After emptying a glass of Pinot Noir, head out to the Bridestowe Lavender Fields where you can wander the dream like purple fields and even enjoy a lavender ice cream (Tip: check the lavender flowering dates prior to arriving).
Bay of Fires
Fire red rocky coastlines form the bay of fires, edged with crystal clear turquoise water and white sand beaches. We know what you’re thinking. These descriptions are more synonymous with the mediteranian than with Tasmania, but we promise the east coast beaches give the tropics a run for their money. Explore the many walks along the stunning red coastline or give into your adventurous side and go mountain biking in St Helens.
Further south in Bicheno, you have the opportunity to snorkel off Governor Island, a marine reserve considered one of the best temperate diving locations in Australia and host to an array of spectacular underwater scenery. From here you can soak up the last of the day’s rays from the Lobster Shack, which apart from great local seafood, also has one of the best views out over Governor Island.
Freycinet National Park
Home to Wineglass Bay, the Freycinet National Park is a must see if you are travelling through the east coast of Tasmania. Set your alarm and wake up for the half hour climb to Wineglass Bay Lookout for sunrise. It’s well worth the early wake up call for the colourful display that will greet you. Once you’ve made your way down from the lookout, head over to Coles Bay for breakfast and a coffee like we did, or continue on over to one of the many beaches or walks dotted around the national park. Our personal highlight was taking a refreshing dip in Honeymoon Bay!
When looking for accommodation, you can book at the nearby towns of Bicheno or Coles Bay. There are both luxury and budget options available, but it can book out quickly so get in early! Camping is also an option.
The birthplace of Truganini, Bruny Island is a short ferry ride from the town of Kettering, about an hour south of Hobart. Full of wildlife and untamed countryside. Bruny’s small population is spread out between the north and south of the island and is separated by ‘the neck’, a thin strip of land between the two parts of the island, which offers a great photo opportunity from a nearby viewing platform. One of the highlights of Bruny Island is watching the penguins who live along ‘The Neck’ come home after a long day of fishing!
Explore one of Australia's oldest lighthouses at Cape Bruny or learn more about our colonial history at Adventure Bay. Prefer to stretch your legs a bit more? Head out to one of the walks around Bruny Island. The Cape Elizabeth Walk will take you past natural stone arches, penguin rookeries and natural sand dunes and is a great way to spend the day.

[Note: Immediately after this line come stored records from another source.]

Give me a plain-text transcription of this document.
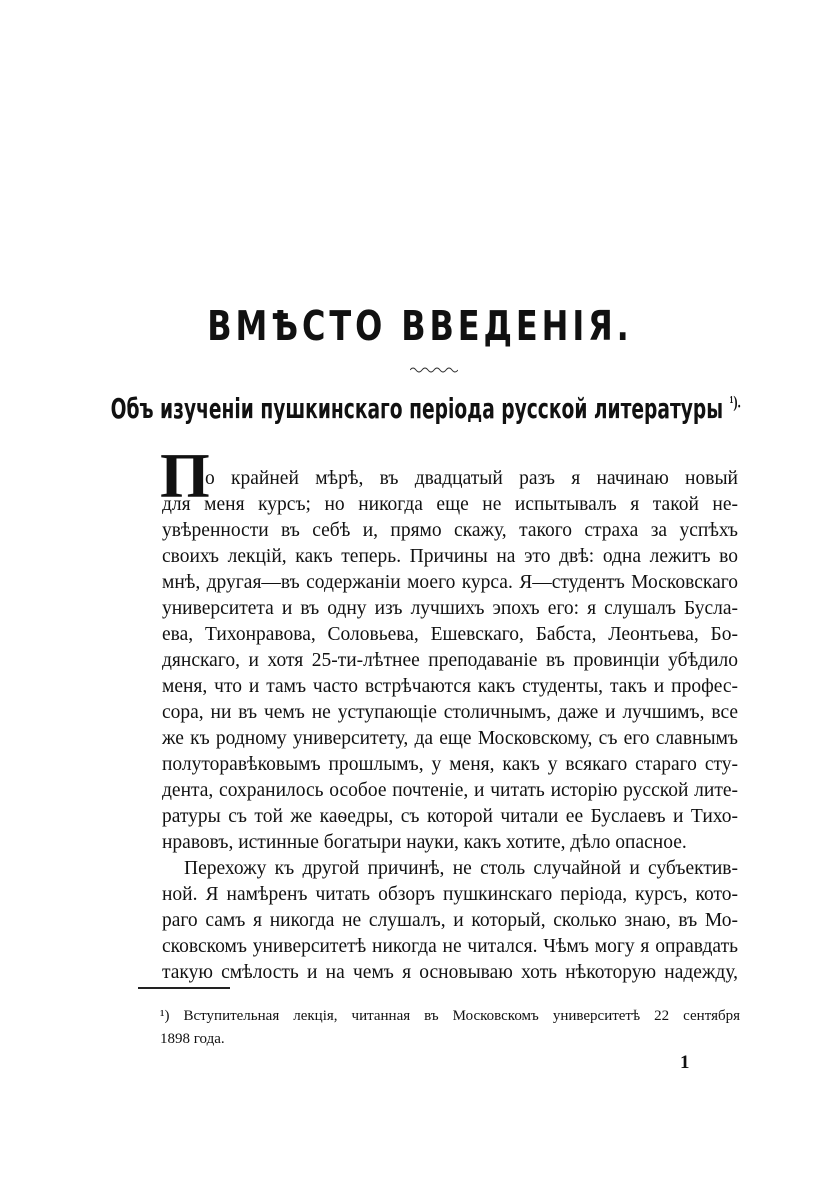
ВМѢСТО ВВЕДЕНІЯ.
Объ изученіи пушкинскаго періода русской литературы $^{^1).}$
П
о крайней мѣрѣ, въ двадцатый разъ я начинаю новый
для меня курсъ; но никогда еще не испытывалъ я такой не-
увѣренности въ себѣ и, прямо скажу, такого страха за успѣхъ
своихъ лекцій, какъ теперь. Причины на это двѣ: одна лежитъ во
мнѣ, другая—въ содержаніи моего курса. Я—студентъ Московскаго
университета и въ одну изъ лучшихъ эпохъ его: я слушалъ Бусла-
ева, Тихонравова, Соловьева, Ешевскаго, Бабста, Леонтьева, Бо-
дянскаго, и хотя 25-ти-лѣтнее преподаваніе въ провинціи убѣдило
меня, что и тамъ часто встрѣчаются какъ студенты, такъ и профес-
сора, ни въ чемъ не уступающіе столичнымъ, даже и лучшимъ, все
же къ родному университету, да еще Московскому, съ его славнымъ
полуторавѣковымъ прошлымъ, у меня, какъ у всякаго стараго сту-
дента, сохранилось особое почтеніе, и читать исторію русской лите-
ратуры съ той же каѳедры, съ которой читали ее Буслаевъ и Тихо-
нравовъ, истинные богатыри науки, какъ хотите, дѣло опасное.
Перехожу къ другой причинѣ, не столь случайной и субъектив-
ной. Я намѣренъ читать обзоръ пушкинскаго періода, курсъ, кото-
раго самъ я никогда не слушалъ, и который, сколько знаю, въ Мо-
сковскомъ университетѣ никогда не читался. Чѣмъ могу я оправдать
такую смѣлость и на чемъ я основываю хоть нѣкоторую надежду,
¹) Вступительная лекція, читанная въ Московскомъ университетѣ 22 сентября
1898 года.
1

The historic site of Port Arthur contains the remnants of a 19th century penal settlement and is now an open air museum. Take a guided tour around the site or wander the grounds at your own pace. Port Arthur is also famous for its wildlife and natural scenery, nestled between two capes: take a guided boat tour out to see the dramatic coastal cliffs and learn about the endangered bird species that call this place home. If you’re looking to further immerse yourself in the landscape, why not challenge yourself to the 4 hour return walk to Cape Hauy from Fortescue Bay. Here you can see ‘The Candlestick’ and ‘The Totem Pole’, monumental dolerite sea stacks that have to be seen to be believed. These are also popular for adventure seeking rock climbers, and you may be lucky enough to see them carrying out the impressive feat.